Speaking at a hastily called press conference Friday afternoon, Hennepin County Attorney Mike Freeman announced Chauvin was currently in custody and had been charged with third-degree murder, as well as manslaughter. Asked why Chauvin had been detained while the three other former officers who appear in the bystander footage of Floyd's death were still free, Freeman described Chauvin as the "most dangerous perpetrator." He also stressed the speed with which he claimed Chauvin had been charged, calling it "by far the fastest we've ever charged a police officer."

News of Chauvin's arrest broke shortly before Freeman's briefing, when State Department of Public Safety Commissioner John Harrington announced that Chauvin had been taken into custody earlier that day.

Freeman's press conference came less than 24 hours after he'd downplayed expectations that Chauvin would be charged quickly.

"There is other evidence that does not support a criminal charge," Freeman said Thursday. "We need to weigh through all of that evidence to come through with a meaningful determination, and we are doing the best of our ability."

By Friday, that determination had apparently arrived. Stressing that the rapidly escalating protests which have engulfed Minneapolis and St.
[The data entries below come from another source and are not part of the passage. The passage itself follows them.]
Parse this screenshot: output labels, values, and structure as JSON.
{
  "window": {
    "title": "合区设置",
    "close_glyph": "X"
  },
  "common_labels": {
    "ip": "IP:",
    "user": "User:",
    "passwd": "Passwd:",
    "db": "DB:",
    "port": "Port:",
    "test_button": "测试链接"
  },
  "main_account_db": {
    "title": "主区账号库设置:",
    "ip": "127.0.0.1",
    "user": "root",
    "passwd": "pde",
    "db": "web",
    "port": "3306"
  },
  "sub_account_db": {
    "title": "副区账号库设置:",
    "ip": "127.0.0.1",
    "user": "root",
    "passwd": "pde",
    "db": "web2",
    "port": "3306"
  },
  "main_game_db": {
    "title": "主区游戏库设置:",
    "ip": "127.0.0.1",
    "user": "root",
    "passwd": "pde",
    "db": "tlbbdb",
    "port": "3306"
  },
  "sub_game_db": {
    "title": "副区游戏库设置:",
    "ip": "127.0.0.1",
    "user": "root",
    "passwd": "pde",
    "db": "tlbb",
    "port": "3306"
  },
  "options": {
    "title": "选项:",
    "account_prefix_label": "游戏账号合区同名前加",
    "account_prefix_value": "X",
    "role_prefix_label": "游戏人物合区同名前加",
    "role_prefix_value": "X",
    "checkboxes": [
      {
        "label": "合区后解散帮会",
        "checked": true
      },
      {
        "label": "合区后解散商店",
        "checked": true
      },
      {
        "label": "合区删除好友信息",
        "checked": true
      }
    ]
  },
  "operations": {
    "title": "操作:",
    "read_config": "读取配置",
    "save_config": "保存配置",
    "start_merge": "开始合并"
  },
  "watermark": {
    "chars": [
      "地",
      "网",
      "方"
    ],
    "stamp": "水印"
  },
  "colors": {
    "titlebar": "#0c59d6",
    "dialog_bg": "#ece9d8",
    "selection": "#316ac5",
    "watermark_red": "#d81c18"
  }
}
Paul over the past week did not play a direct role in his decision to charge, Freeman nevertheless acknowledged the reality of what was happening in his community.

"I am not insensitive to what's happened in the streets," he explained, adding that his home had been picketed during the protests. "My job is to [file charges] only when we have sufficient evidence," Freeman continued. "We have it today."

Chauvin, as well as the three other officers who were filmed detaining Floyd for allegedly using a counterfeit $20 bill, was fired from the Minneapolis Police Department on Tuesday. Asked whether further legal action will be brought against the other officers involved in Floyd's death, Freeman said simply: "I anticipate charges."